Später erfuhren wir, dass es eine große Tradition des Übens gibt.
Die großen asiatischen Künste leben es uns vor.
Sie sprechen vom „Weg der Meisterschaft“, der immer Hand in Hand mit dem Üben geht.

Und schon ist das Dilemma da, denn die Einmischung des Geistes kann zunächst einmal unsere Körperprozesse stören. Man denke nur an die Anweisung: „ Bewege dich ganz natürlich.“ Jeder weiß, dass es sich dann ganz ähnlich verhält, wie bei der Anweisung: „Denke nicht an einen rosa Elefanten!“ Auch die Aussage des großen Bewegungslehrers Moshe Feldenkrais passt in diesen Zusammenhang: „Frage einen Tausendfüßler, in welcher Reihenfolge er seine Beine setzt, und er wird sofort unfähig sein weiterzugehen.“ Noch auffälliger ist es beim Atmen. Die einfach erscheinende Anweisung: „Beobachte deinen Atem und beeinflusse ihn dabei nicht!“ erweist sich als nahezu unlösbar.

Warum also üben?
Wäre es nicht viel leichter, darauf zu verzichten? Dem Körper glücklich seinen Lauf zu lassen und sich seiner – unbewussten – Gesundheit zu erfreuen? Zum Teufel mit dieser Bewusstheit! Ja, natürlich wäre das leichter. Aber wir würden unserem Ziel, uns unserer selbst bewusst zu werden, nicht näher kommen. Doch es gibt einen Ausweg . . . .

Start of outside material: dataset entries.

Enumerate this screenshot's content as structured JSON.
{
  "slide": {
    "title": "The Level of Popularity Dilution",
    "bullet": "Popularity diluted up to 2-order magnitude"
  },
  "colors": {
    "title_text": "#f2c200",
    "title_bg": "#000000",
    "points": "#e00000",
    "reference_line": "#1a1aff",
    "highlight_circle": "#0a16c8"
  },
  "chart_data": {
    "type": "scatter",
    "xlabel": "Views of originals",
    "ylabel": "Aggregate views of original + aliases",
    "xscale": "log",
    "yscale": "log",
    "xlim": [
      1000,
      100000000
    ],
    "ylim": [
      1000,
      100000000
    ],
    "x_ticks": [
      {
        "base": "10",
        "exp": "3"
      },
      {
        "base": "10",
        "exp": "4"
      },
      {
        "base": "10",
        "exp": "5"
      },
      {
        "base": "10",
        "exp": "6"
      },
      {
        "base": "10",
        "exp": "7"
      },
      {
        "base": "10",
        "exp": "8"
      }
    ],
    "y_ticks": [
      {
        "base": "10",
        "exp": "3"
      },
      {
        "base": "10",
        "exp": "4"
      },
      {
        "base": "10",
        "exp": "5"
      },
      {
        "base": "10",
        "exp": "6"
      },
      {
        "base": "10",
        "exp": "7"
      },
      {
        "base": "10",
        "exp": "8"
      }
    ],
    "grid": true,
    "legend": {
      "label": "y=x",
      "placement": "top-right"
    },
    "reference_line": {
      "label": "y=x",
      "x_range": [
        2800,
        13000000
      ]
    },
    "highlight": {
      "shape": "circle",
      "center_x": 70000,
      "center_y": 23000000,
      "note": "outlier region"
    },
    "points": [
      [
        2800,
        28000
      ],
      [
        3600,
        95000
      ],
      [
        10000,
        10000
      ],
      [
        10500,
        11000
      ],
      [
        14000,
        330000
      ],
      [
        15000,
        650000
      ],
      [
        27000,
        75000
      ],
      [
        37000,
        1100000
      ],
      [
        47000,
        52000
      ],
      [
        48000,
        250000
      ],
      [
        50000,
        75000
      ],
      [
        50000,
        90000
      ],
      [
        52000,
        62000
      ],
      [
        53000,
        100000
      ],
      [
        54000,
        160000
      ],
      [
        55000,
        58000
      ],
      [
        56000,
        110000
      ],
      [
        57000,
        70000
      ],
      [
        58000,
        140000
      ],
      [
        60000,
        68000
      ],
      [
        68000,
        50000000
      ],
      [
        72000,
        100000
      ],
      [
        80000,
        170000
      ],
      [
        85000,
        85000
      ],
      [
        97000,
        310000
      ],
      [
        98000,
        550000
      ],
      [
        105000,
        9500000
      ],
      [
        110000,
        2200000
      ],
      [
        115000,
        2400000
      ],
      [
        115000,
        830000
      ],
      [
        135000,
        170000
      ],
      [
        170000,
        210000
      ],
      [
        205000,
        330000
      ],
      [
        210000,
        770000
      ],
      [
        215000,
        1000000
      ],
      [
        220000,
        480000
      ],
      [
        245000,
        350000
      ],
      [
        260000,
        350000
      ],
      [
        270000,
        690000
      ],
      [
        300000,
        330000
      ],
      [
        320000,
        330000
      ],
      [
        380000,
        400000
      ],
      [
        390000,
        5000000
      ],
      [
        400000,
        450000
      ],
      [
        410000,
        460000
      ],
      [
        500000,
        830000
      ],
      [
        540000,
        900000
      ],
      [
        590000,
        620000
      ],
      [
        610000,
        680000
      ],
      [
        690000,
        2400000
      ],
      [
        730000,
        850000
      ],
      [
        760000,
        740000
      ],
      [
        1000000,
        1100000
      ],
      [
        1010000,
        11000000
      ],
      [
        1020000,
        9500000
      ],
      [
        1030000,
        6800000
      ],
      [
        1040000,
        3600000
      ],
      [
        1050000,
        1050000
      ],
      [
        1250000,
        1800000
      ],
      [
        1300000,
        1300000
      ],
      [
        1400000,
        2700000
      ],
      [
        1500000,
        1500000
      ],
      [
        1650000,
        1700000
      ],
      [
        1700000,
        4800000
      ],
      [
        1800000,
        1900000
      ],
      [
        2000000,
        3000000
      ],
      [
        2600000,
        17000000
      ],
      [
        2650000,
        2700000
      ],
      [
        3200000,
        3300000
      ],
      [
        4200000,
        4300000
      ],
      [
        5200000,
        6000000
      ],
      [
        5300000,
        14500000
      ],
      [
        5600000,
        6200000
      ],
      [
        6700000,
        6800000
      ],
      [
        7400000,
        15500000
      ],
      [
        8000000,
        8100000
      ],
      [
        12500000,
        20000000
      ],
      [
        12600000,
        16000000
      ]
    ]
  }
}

Die Lösung ist im Prozess des Übens selbst begründet

Es ist das große Geheimnis der Meister, dass irgendwann Körper und Geist zusammenfinden können. Ähnlich wie bei Ehepartnern, die nach vielen Jahren des Mit- und Gegeneinanders endlich erkennen, was sie am jeweils anderen haben. Und wir merken es sofort, wenn sich das Geheimnis einstellt:

● Bewusstes Tun und unbewusstes Sein werden ununterscheidbar.
● Körper und Geist verschmelzen zu einer Einheit.
● Und wir wissen genau, dass alles so sein muss und nicht anders.
● Es ist die intuitive Gewissheit, dass es so stimmig ist.
● Und wir sind für einen glückseligen Augenblick genau in der Mitte dieses Wissens.

 

Die alten Daoisten sprachen in solchen Momenten von der Umarmung des TAO, die Schamanen unserer Zeit von der Geburt der Intuition.

Einen sonnigen, farbenprächtigen, lichtdurchfluteten Spätsommer wünschen wir all unseren Lesern!